Our settlement system lies within a black-box called the Depository Trust & Clearance Corporation. The DTCC is essentially unregulated, but is owned by those who benefit from seeing these activities continue–investment banks, which in return for prime brokerage fees, enable manipulative hedge funds.
When these loopholes began to be exposed this winter, Wall Street started to eat its own. In a moment of Shakespearean irony, Bear Stearns–with its legendary willingness to provide cover to manipulative hedge funds–became the target. Stock IOUs in Bear Stearns spiked, as they subsequently did in Lehman Brothers (nyse: LEH – news – people ), Merrill Lynch (nyse: MER – news – people ), Fannie Mae (nyse: FNM – news – people ) and Freddie Mac (nyse: FRE – news – people ).

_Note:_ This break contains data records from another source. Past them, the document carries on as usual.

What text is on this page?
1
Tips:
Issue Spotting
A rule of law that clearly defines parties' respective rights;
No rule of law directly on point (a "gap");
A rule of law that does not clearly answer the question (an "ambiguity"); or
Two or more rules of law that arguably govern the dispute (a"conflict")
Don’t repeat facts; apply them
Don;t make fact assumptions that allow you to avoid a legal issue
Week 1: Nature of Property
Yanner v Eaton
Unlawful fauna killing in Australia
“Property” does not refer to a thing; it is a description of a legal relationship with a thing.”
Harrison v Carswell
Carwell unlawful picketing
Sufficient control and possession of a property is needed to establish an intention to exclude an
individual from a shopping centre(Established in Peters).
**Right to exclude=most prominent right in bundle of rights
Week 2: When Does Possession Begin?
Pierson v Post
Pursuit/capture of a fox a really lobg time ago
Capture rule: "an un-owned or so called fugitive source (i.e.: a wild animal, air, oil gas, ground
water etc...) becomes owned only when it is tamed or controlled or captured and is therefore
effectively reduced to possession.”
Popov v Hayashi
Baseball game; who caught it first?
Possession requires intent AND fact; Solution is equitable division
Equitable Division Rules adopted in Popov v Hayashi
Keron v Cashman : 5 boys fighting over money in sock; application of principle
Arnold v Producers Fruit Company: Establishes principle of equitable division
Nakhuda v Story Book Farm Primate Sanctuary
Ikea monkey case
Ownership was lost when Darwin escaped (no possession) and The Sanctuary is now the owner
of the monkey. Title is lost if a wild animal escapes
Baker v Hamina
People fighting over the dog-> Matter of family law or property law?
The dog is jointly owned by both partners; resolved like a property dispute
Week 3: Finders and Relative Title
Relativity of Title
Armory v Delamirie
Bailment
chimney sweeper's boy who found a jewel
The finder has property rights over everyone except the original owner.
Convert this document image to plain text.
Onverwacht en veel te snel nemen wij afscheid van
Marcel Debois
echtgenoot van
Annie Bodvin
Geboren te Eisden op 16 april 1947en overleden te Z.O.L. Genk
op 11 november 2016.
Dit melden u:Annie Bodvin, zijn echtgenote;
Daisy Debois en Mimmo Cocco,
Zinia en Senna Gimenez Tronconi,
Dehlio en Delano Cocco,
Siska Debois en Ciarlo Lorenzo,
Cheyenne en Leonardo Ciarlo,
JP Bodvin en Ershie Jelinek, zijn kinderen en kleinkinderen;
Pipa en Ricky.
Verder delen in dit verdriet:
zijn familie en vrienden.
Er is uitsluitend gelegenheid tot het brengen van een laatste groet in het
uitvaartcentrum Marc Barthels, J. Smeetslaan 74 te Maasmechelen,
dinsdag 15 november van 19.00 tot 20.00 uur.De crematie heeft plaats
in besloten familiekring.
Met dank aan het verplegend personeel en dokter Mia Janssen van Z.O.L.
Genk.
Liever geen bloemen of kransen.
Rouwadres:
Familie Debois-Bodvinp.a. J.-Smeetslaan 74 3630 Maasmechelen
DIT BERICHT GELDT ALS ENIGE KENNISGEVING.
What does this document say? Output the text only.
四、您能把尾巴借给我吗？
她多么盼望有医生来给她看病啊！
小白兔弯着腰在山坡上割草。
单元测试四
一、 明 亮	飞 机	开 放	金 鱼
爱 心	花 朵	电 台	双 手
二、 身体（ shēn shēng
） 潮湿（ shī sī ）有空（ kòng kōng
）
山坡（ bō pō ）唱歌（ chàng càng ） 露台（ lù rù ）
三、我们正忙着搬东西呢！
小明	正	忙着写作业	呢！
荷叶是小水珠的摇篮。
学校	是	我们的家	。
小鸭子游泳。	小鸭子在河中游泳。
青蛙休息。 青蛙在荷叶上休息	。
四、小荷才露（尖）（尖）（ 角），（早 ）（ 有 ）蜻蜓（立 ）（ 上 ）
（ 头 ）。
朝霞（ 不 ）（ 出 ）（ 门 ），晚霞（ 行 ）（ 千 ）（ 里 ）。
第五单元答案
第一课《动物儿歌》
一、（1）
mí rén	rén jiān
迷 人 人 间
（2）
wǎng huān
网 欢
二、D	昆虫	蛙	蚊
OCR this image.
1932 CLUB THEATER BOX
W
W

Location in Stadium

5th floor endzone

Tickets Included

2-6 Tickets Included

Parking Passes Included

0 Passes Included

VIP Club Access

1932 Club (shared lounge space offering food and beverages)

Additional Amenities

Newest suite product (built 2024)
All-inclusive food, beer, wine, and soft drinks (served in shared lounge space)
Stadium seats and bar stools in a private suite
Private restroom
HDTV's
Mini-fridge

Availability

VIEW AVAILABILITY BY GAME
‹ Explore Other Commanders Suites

In an absurdity worthy of Lewis Carroll, the SEC promulgated a temporary (and now expired) emergency order against doing to these and 16 other firms what has been illegal for seven decades: selling non-existent stock and deliberately relying upon stock IOUs. That the 19 companies protected included prime brokers widely thought to be enabling naked shorting against other firms may only be described as “Kafkaesque.”
Since its Aug. 12 expiration, four of the 19 firms have been lost. The rest of the financial market balances on a precipice as the SEC temporizes, adopting half-measures with Nerf penalties, draconian measures (such as forbidding all shorting in financial stocks), contradictory measures (re-opening the option-market-maker exception for financial stocks), and “don’t ask, don’t tell” measures (such as yesterday’s, requiring option-market makers not to sell puts to someone they think is increasing a net short position in a financial stock).
While the SEC performs its best headless chicken imitation, we must not be distracted from the fundamental problem: Our system is rife with unsettled trades that are deliberate, persistent and massive.
Commenting on this last year, Warren Buffett’s partner, Charles Munger, said, “Those delays in delivering sometimes reflect tremendous slop in the clearance process. It is not good for a civilization to have huge slop. Sort of like how it isn’t good to have a lot of slop in nuclear power plants.” Charlie Munger is known for many things, but careless word choice is not one of them.